Dans une approche semblable à celle de Laure Adler, Eduardo Castillo propose à son ancienne professeur, la réputée Michelle Perrot, de tenir une série d’entretiens autour de l’histoire des femmes6. Ainsi se remémore-t-elle que, au début des années 1970, elle a remis en cause son enseignement toujours fidèle aux ouvriers, à l’histoire économique et sociale, mais où les femmes sont inexistantes. Entourée de cinq collègues, elle amorce un processus d’appropriation. Première tâche à l’agenda, lire tous les travaux d’anthropologie et d’histoire sur les femmes. Si le viseur de l’Histoire va au-delà du pouvoir politique, des guerres et autres événements publics, et qu’il pointe, après un travelling avant, sur la vie privée, la famille, la maladie, la mort et le quotidien, les femmes passent en gros plan et les sources se multiplient, lesquelles se trouvent dans des correspondances, des journaux intimes, des témoignages d’inconnues. Ce travail de déblaiement révèle combien les militantes de la première heure étaient drôles. « Ne nous libérez pas, on s’en charge », scandaient-elles sur un ton mi-amusé mi-ironique.
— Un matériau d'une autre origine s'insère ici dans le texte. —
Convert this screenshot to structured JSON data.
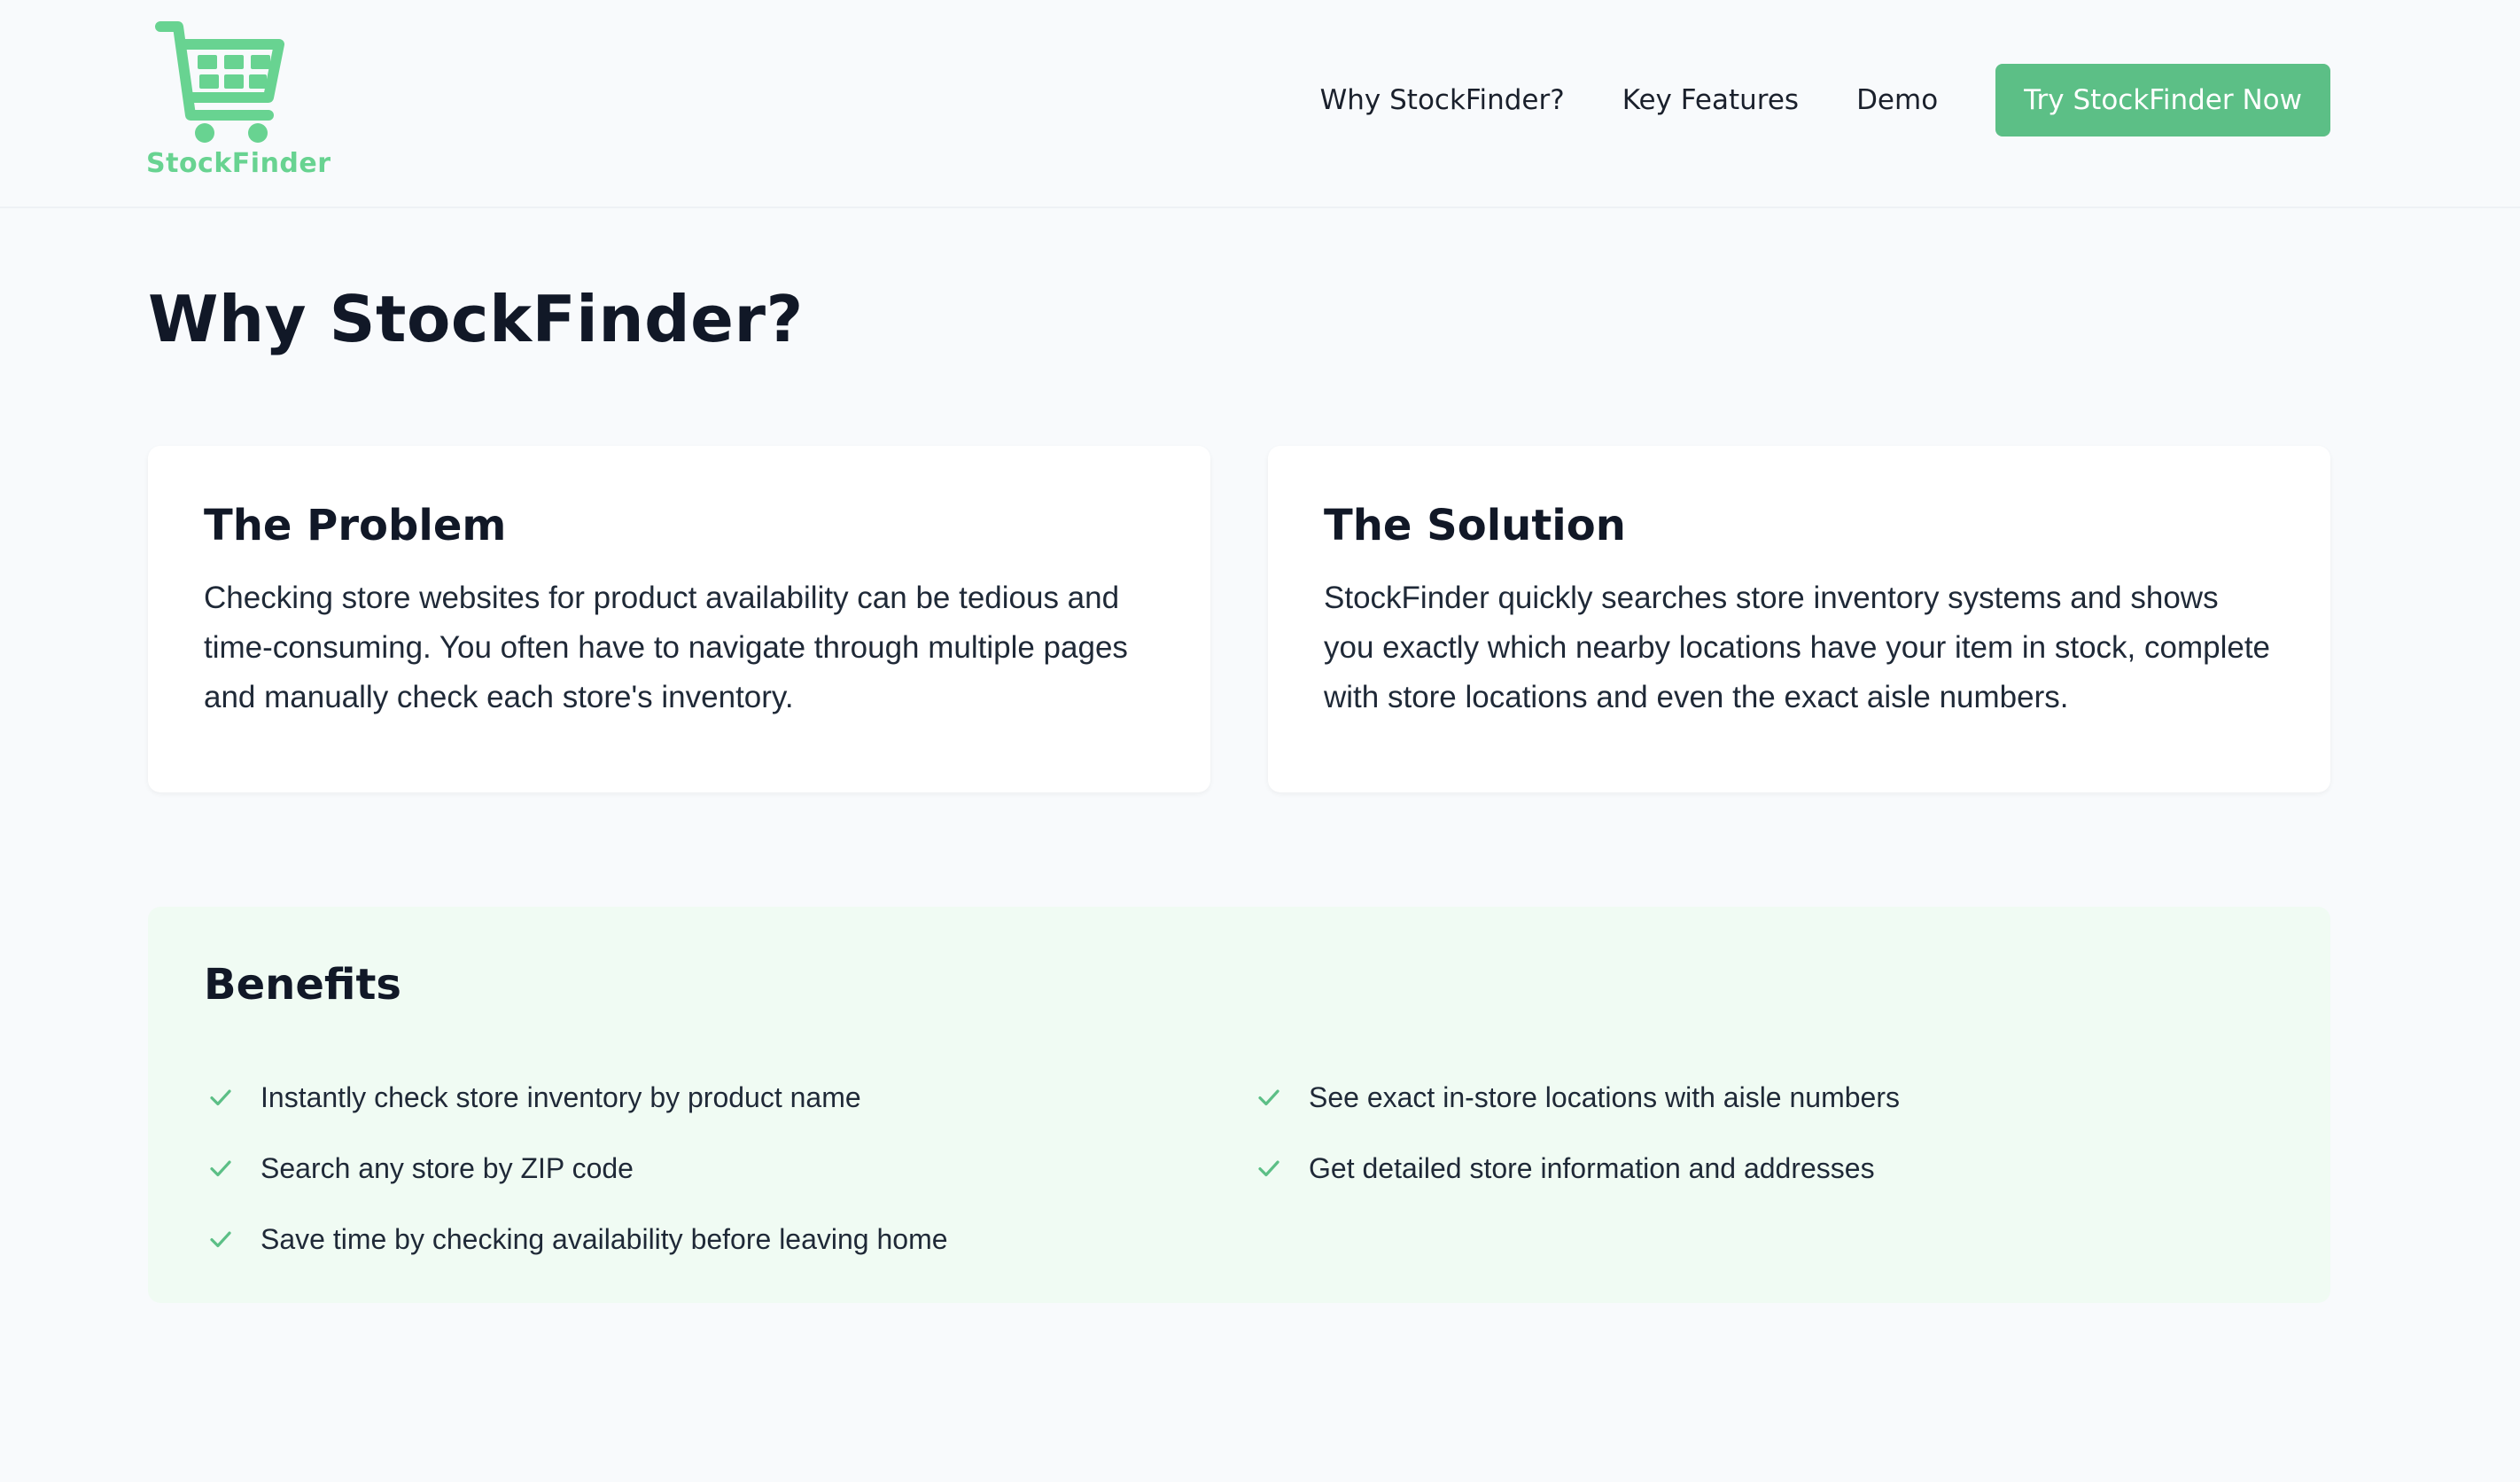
{
  "brand": {
    "name": "StockFinder",
    "accent_color": "#68d391",
    "button_color": "#5cbf86"
  },
  "nav": {
    "links": [
      "Why StockFinder?",
      "Key Features",
      "Demo"
    ],
    "cta_label": "Try StockFinder Now"
  },
  "main": {
    "title": "Why StockFinder?",
    "cards": [
      {
        "title": "The Problem",
        "body": "Checking store websites for product availability can be tedious and time-consuming. You often have to navigate through multiple pages and manually check each store's inventory."
      },
      {
        "title": "The Solution",
        "body": "StockFinder quickly searches store inventory systems and shows you exactly which nearby locations have your item in stock, complete with store locations and even the exact aisle numbers."
      }
    ],
    "benefits": {
      "title": "Benefits",
      "check_icon": "checkmark-icon",
      "left": [
        "Instantly check store inventory by product name",
        "Search any store by ZIP code",
        "Save time by checking availability before leaving home"
      ],
      "right": [
        "See exact in-store locations with aisle numbers",
        "Get detailed store information and addresses"
      ]
    }
  }
}
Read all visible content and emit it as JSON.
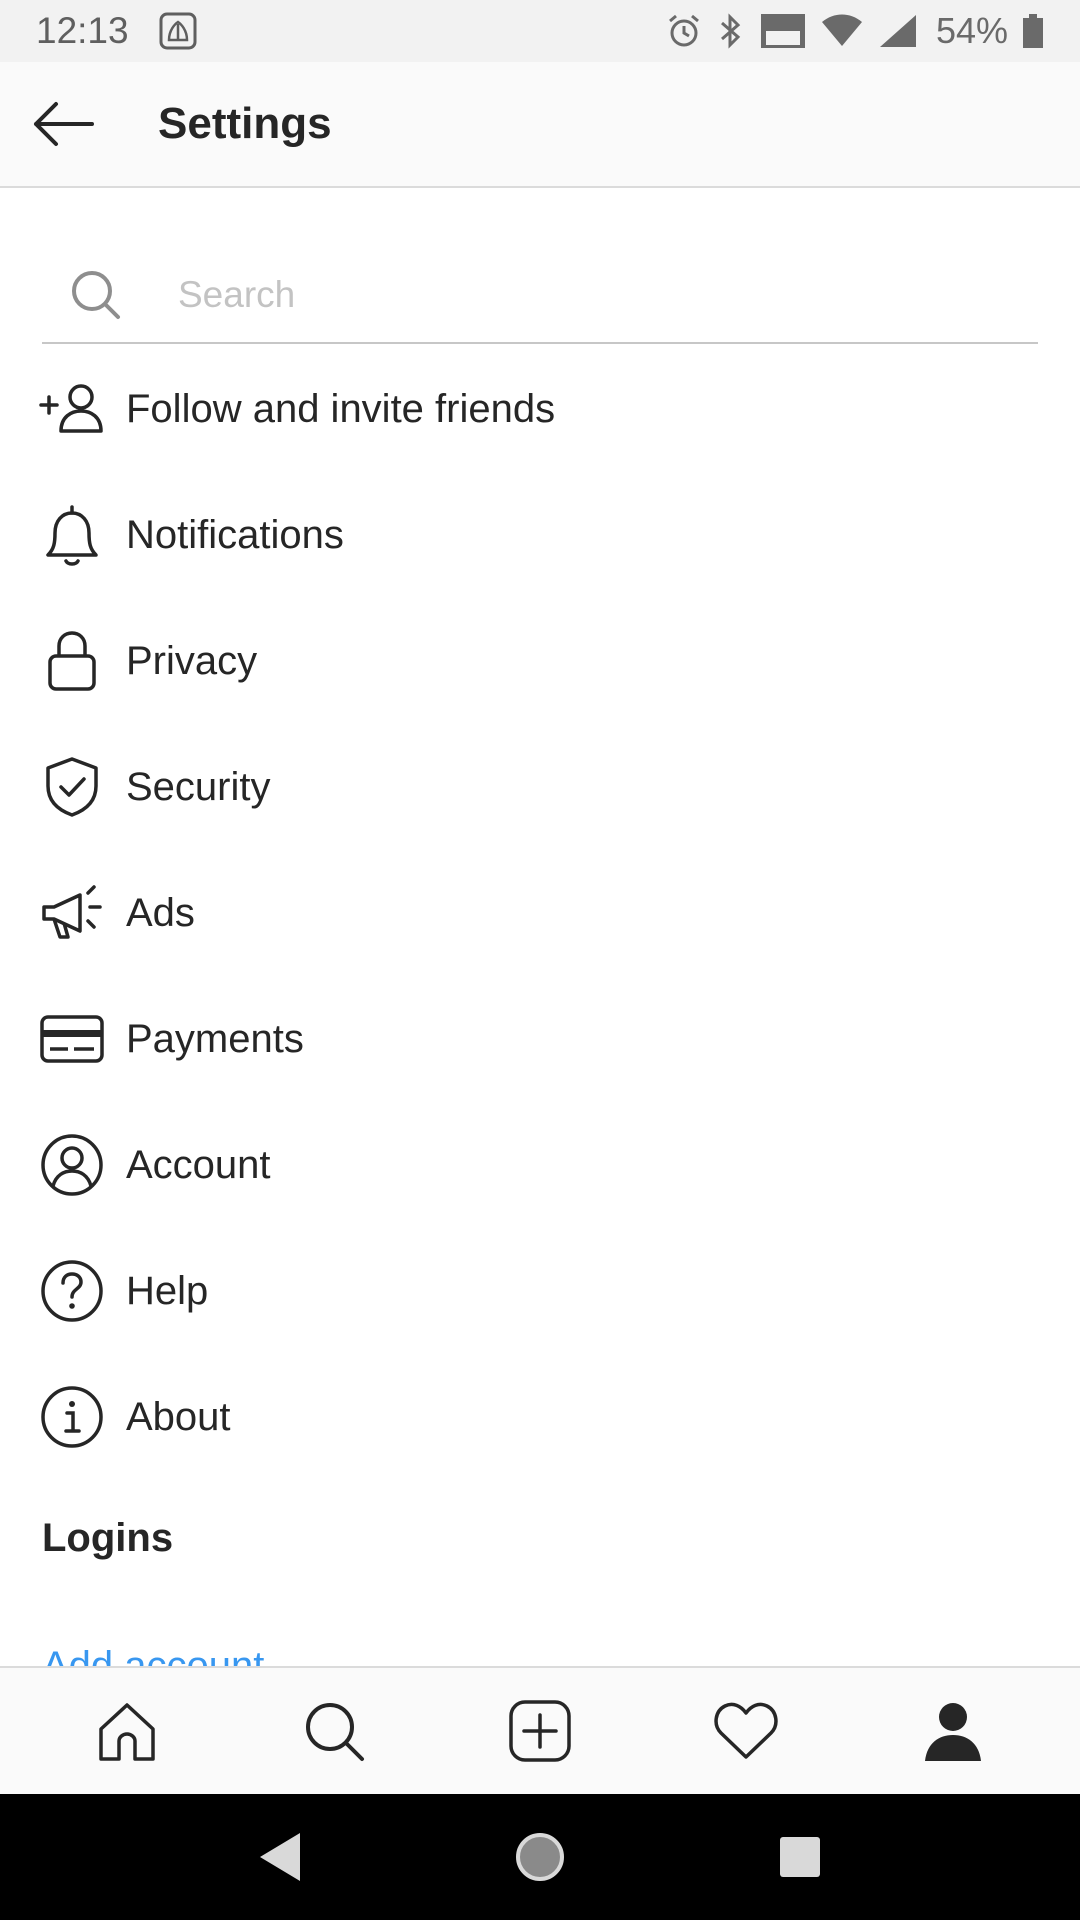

En tête de peloton, Michelle Perrot a donné ses lettres de noblesse à l’histoire des femmes marquée par des abîmes de silence et la rareté, quand ce n’est pas l’absence de sources fiables. Son apport se traduit par de nombreux ouvrages, mais son haut fait politique demeure sans conteste Histoire des femmes en Occident7. En duo avec l’éminent médiéviste Georges Duby, tous deux en collaboration avec 68 spécialistes, elle signe cette publication en 5 tomes, dont la portée s’étend depuis l’Antiquité jusqu’au XXe siècle. L’idée que les femmes ont raison de se penser libres plutôt que victimes sous-tend ce vaste travail.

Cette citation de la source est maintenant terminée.